Und damit, beteuert Holger Czukay, soll es – sieht man von einem Live-Album mit Aufnahmen aus den Jahren ’68-’77 ab (siehe Seite 68) – auch sein Bewenden haben: „Die Zeiten für diese Gruppe sind vorbei, auch wenn alle Mitglieder in bestmöglichem Kontakt zueinander stehen und Kooperationen immer stattgefunden haben und stattfinden werden.“ Lind warum diese vier Termine? Nicht aus finanziellen Gründen, versichert Irmin Schmidt. „Wir werden bei der Sache wohl draufzahlen. Aber das ist es uns wert. Wir freuen uns, daß wir in 31 Jahren Can unsere Ideale nie verraten haben.
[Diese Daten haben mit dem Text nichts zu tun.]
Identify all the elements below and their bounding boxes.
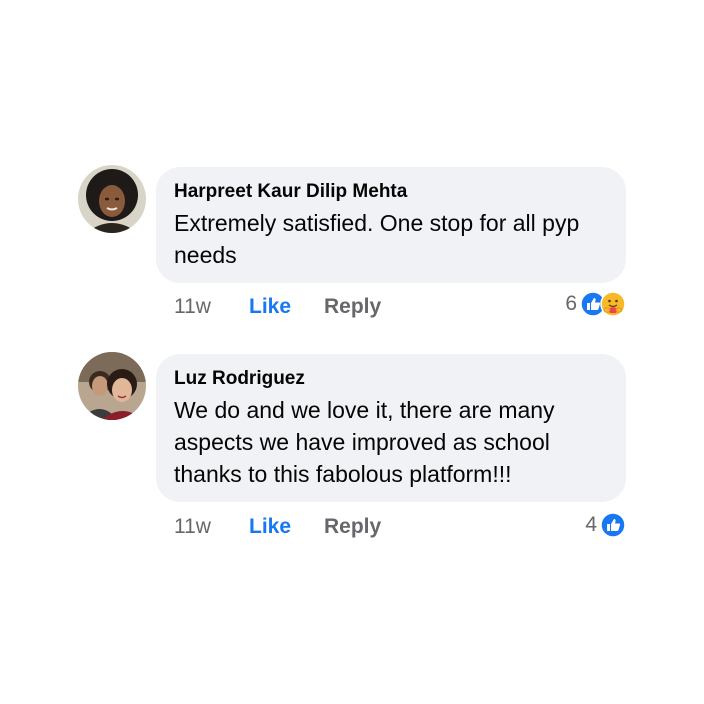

Das ist Anlaß genug zum Feiern.“ Findet auch Holger Czukay. „Vielleicht sind wir heute lebendiger denn je, weil wir unserer Zeit nicht mehr voraus sind, sondern von einer Menge Menschen verstanden werden.“

Kann sein, daß sich Czukay, Karoli, Liebezeit und Schmidt mit ihren „Projects“ zwischen alle Stühle setzen. Kann aber auch sein, daß, wenn schon nicht der alte, ein neuer Zauber wirkt, und sie ihr Publikum mitnehmen auf etwas, was Irmin Schmidt „die Suche nach den magischen Momenten“ nennt, „in denen alles zusammenpaßt, in denen sich die Musik selbst spielt.“ Phantasie, Mut, Neugierde, Abenteuerlust, Risikobereitschaft: Dafürsteht Can. Und dafür darf man Can lieben. Hallelujah!